Os agraciados com o Prêmio Nobel devem o sucesso e a glória ao inventor e filantropo Alfred Nobel, nascido em 1833, em Estocolmo, Suécia. Filho de um casal de engenheiros descendentes de Olof Rudbeck, um dos mais conhecidos gênios da tecnologia no país, no século XVII, aos nove anos emigrou para Rússia, onde recebeu educação ministrada por tutores particulares no campo das ciências humanas e naturais.
Nobel tornou-se milionário devido as suas numerosas descobertas na área de explosivos, dentre elas, a mais conhecida foi a dinamite (1866).
Com empresas e laboratórios em mais de 20 países e mais de 350 patentes, Alfred Nobel não era apenas inventor de explosivos e dono de um império industrial. Escreveu poesias e dramas e quase chegou a se tornar escritor. Idealista e consciente dos perigos de suas invenções, sempre defendeu movimentos a favor da paz.
Nobel morreu de um ataque cardíaco em sua casa, em San Remo, na Itália, em 10 de dezembro de 1896. Pouco menos de um ano antes de sua morte, assinou seu testamento no Clube Sueco-Norueguês de Paris, deixando sua fortuna para uma fundação que deveria financiar, anualmente, cinco grandes prêmios internacionais. Dentre eles, quatro deveriam ser dedicados àqueles que se destacassem na descoberta nos campos da Física, Química, Medicina e Literatura. Como legado, Nobel também especificou um prêmio para quem mais se dedicasse em prol da paz e da amizade entre as nações.

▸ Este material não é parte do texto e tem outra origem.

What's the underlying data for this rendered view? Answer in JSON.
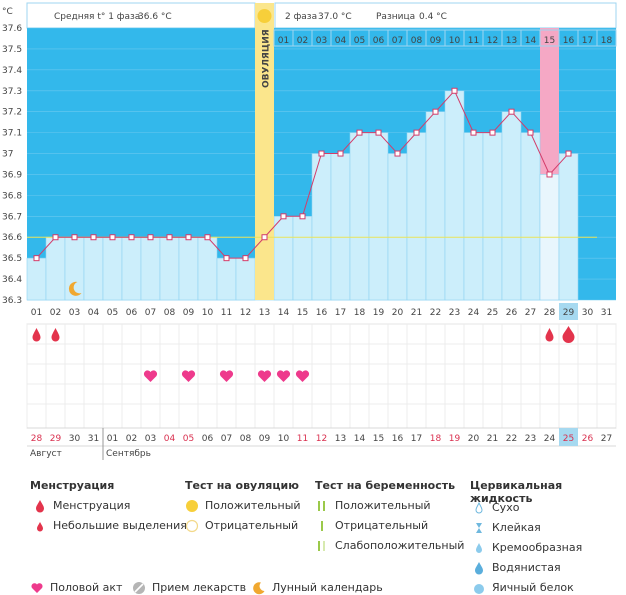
{
  "header": {
    "unit": "°C",
    "phase1_label": "Средняя t° 1 фаза",
    "phase1_value": "36.6 °C",
    "phase2_label": "2 фаза",
    "phase2_value": "37.0 °C",
    "diff_label": "Разница",
    "diff_value": "0.4 °C",
    "ovulation_label": "ОВУЛЯЦИЯ"
  },
  "chart_data": {
    "type": "line",
    "title": "",
    "ylabel": "°C",
    "ylim": [
      36.3,
      37.6
    ],
    "yticks": [
      "36.3",
      "36.4",
      "36.5",
      "36.6",
      "36.7",
      "36.8",
      "36.9",
      "37",
      "37.1",
      "37.2",
      "37.3",
      "37.4",
      "37.5",
      "37.6"
    ],
    "cycle_days": [
      "01",
      "02",
      "03",
      "04",
      "05",
      "06",
      "07",
      "08",
      "09",
      "10",
      "11",
      "12",
      "13",
      "14",
      "15",
      "16",
      "17",
      "18",
      "19",
      "20",
      "21",
      "22",
      "23",
      "24",
      "25",
      "26",
      "27",
      "28",
      "29",
      "30",
      "31"
    ],
    "phase2_days": [
      "01",
      "02",
      "03",
      "04",
      "05",
      "06",
      "07",
      "08",
      "09",
      "10",
      "11",
      "12",
      "13",
      "14",
      "15",
      "16",
      "17",
      "18"
    ],
    "temperatures": [
      36.5,
      36.6,
      36.6,
      36.6,
      36.6,
      36.6,
      36.6,
      36.6,
      36.6,
      36.6,
      36.5,
      36.5,
      36.6,
      36.7,
      36.7,
      37.0,
      37.0,
      37.1,
      37.1,
      37.0,
      37.1,
      37.2,
      37.3,
      37.1,
      37.1,
      37.2,
      37.1,
      36.9,
      37.0
    ],
    "coverline": 36.6,
    "ovulation_day": 13,
    "highlight_day": 28,
    "today_day": 29,
    "moon_day": 3,
    "menstruation_days": [
      1,
      2,
      28
    ],
    "menstruation_large_day": 29,
    "intercourse_days": [
      7,
      9,
      11,
      13,
      14,
      15
    ],
    "calendar_dates": [
      "28",
      "29",
      "30",
      "31",
      "01",
      "02",
      "03",
      "04",
      "05",
      "06",
      "07",
      "08",
      "09",
      "10",
      "11",
      "12",
      "13",
      "14",
      "15",
      "16",
      "17",
      "18",
      "19",
      "20",
      "21",
      "22",
      "23",
      "24",
      "25",
      "26",
      "27"
    ],
    "weekend_indexes": [
      0,
      1,
      7,
      8,
      14,
      15,
      21,
      22,
      28,
      29
    ],
    "month1": "Август",
    "month2": "Сентябрь"
  },
  "legend": {
    "col1_title": "Менструация",
    "col1_items": [
      "Менструация",
      "Небольшие выделения"
    ],
    "col2_title": "Тест на овуляцию",
    "col2_items": [
      "Положительный",
      "Отрицательный"
    ],
    "col3_title": "Тест на беременность",
    "col3_items": [
      "Положительный",
      "Отрицательный",
      "Слабоположительный"
    ],
    "col4_title": "Цервикальная жидкость",
    "col4_items": [
      "Сухо",
      "Клейкая",
      "Кремообразная",
      "Водянистая",
      "Яичный белок"
    ],
    "bottom_items": [
      "Половой акт",
      "Прием лекарств",
      "Лунный календарь"
    ]
  },
  "colors": {
    "sky": "#33b8eb",
    "bar": "#cceefb",
    "line": "#d33c6a",
    "ovulation": "#fbe68c",
    "highlight": "#f5a8c5",
    "menstruation": "#e3344c",
    "heart": "#ee3a8c",
    "today": "#a6d9f0"
  }
}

Em seu testamento, constava o seguinte trecho: "O todo de meu patrimônio restante deverá ser administrado da seguinte forma: o capital investido, por meus executores, deverá constituir um fundo, cujo lucro deverá ser anualmente distribuído na forma de prêmios para aqueles que, durante o ano anterior, tiverem conferido os maiores benefícios para a humanidade. (...) É meu desejo expresso que, em entregando os prêmios, não deve ser dada consideração para a nacionalidade dos candidatos, mas sim que o mais digno de todos deve receber o prêmio, seja escandinavo ou não".
A partir de 1901, ocorreu no Conservatório Real de Estocolmo a primeira cerimônia de premiação nos campos da física química, literatura e medicina. O Prêmio Nobel da Paz foi entregue em Oslo, onde até hoje é realizado o evento, para o sueco Jean Henri Dunant - fundador da Cruz Vermelha Internacional e promotor das Convenções de Genebra - e para o francês Frédéric Passy - fundador e presidente da Sociedade Francesa para a Paz. Somente em 1969, foi acrescentado um prêmio destinado às Ciências Econômicas.